MP gives PHAC 20 days to submit a document on the removal of two scientists from the Winnipeg Institute

The Public Health Agency’s Commission refused to disclose important documents that helped the President of Public Health Agency of Canada (PHAC) explain why two scientists were fired from Canada’s premier security institute. Passed a motion to refuse.

on Wednesday, Special Committee on Relations between Canada and China Give PHAC 20 days to submit all information and documents related to the shipment of live Ebola and henipavirus from Winnipeg’s National Institute of Microbiology (NML) to the Wuhan Institute of Vessels in China in March 2019 The motion has been passed.

In July 2019, Xiangguo Qiu, who was responsible for shipping the virus, was accompanied by police from the institute along with her husband Keding Cheng and a Chinese student, who said, “Security clearance has been stripped due to policy violations and administrative reasons. .. “

A PHAC spokesman later confirmed that the two had been dismissed from the NML as of January 20.

The link between their removal from the lab and the shipment of the virus to Wuhan urged Canadian and Chinese officials to summon and testify to PHAC President Ian Stewart.

Stewart said during a cross-examination by committee members on March 22 that he was “not free” to find out why Qiu and her husband were fired. He was given a March 26 deadline to provide an explanation.

Instead, Stewart told the Commission in Canada Privacy law Prevents him from disclosing “personal information under the control of government agencies”.

“Privacy law does not explicitly intend to provide parliamentarians with personal information about employment or labor relations issues related to civil servants,” he wrote.

Conservative Rep. Michael Chong said Wednesday that Stewart’s reason was not holding water. Citing Article 8.2.c of the Privacy Law, Mr. Chung said that he could disclose personal information held by PHAC when ordered by “an institution with jurisdiction to force the creation of information” such as the House of Commons Committee. He said it was stipulated by law.

He said the PHAC must comply with the orders of the Canadian and Chinese Commissions, and the Standing Commission “has the authority to order the creation of paper and records, rooted in the Constitution, and another privilege delegated by. “. House. “

In the vote, the motion to reject Stewart’s reason was supported by the Conservatives, NDP and Bloc Québécois, but the Liberal Party opposed it.

Liberal lawmaker Robert Olifant said Congress has the power to request information, but the two scientists are currently investigating the RCMP, so in this case the Commission “retreats” from such powers. He said he suggested that he do.

“Is there any restrictions on police access to information as a member of parliament while the current investigation is underway?” Olifant asked the Parliamentary legal officer to whom the PHAC document was submitted.

Olifant also questioned whether legal officials have the ability and knowledge to determine potential national security implications for disclosing certain information.

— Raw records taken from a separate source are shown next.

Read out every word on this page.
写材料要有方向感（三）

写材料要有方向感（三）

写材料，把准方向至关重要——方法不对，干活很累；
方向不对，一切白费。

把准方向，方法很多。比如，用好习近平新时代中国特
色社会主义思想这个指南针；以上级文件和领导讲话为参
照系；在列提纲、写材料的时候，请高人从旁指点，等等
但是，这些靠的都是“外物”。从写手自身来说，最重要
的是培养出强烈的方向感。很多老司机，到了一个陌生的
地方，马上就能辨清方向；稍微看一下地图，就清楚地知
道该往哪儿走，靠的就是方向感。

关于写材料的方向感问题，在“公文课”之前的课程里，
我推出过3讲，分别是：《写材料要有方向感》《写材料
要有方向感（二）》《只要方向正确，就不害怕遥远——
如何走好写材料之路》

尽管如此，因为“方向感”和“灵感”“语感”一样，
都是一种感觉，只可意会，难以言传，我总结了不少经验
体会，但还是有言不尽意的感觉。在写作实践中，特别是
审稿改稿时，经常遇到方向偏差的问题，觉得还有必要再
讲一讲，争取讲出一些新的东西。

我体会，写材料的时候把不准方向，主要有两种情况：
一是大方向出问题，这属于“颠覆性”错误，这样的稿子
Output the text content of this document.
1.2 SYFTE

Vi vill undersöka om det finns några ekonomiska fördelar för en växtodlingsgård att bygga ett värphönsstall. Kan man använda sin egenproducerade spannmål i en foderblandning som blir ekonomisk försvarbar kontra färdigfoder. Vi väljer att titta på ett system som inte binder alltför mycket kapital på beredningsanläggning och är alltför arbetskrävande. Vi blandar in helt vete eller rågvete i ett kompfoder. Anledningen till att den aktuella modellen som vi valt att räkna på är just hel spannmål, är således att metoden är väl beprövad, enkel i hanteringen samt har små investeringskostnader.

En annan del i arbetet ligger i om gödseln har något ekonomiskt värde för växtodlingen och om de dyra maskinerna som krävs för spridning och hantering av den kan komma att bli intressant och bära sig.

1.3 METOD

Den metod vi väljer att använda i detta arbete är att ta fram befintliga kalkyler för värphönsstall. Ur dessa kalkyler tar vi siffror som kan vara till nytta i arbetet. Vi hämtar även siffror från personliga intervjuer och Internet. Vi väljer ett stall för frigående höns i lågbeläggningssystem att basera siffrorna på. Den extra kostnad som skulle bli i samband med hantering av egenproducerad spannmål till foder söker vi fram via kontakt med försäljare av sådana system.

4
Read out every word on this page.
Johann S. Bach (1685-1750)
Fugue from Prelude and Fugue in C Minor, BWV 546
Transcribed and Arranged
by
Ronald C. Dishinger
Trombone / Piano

“As an individual member of parliament, I don’t feel that I have enough knowledge to fully understand the impact of action on national security,” he said.

“I like the idea that we have this right, but we oppose this motion if we feel that the public interest is not protected because it may have more important interests than the right to obtain information. I will cast a vote. “

Bloc Québécois Rep. Stephane Bergeron said he was concerned about Olifant’s position.

“He seems to say that when we raise this motion, it’s not because we’re against the decision of a civil servant, but against a powerful government. This civil servant (Ian)・ Stewart) “said Bergeron.

“I didn’t expect a powerful government to authorize this civil servant’s position to not answer parliamentary questions.”

Mr Bergeron also emphasized that the motion included safeguards to prevent parliamentarians from infringing on the public interest by disclosing confidential information.

June 2020, CBC News got the document On March 31, 2019, four months before Qiu and her husband were escorted from NML, she shipped live samples of the deadly Ebola virus and other viruses to the Wuhan Institute of Veterinary Medicine in China. Through an access request to reveal information.

Qiu visited China at least five times between 2017 and 2018. This includes a single trip to train Chinese scientists and technicians in the newly accredited Level 4 lab.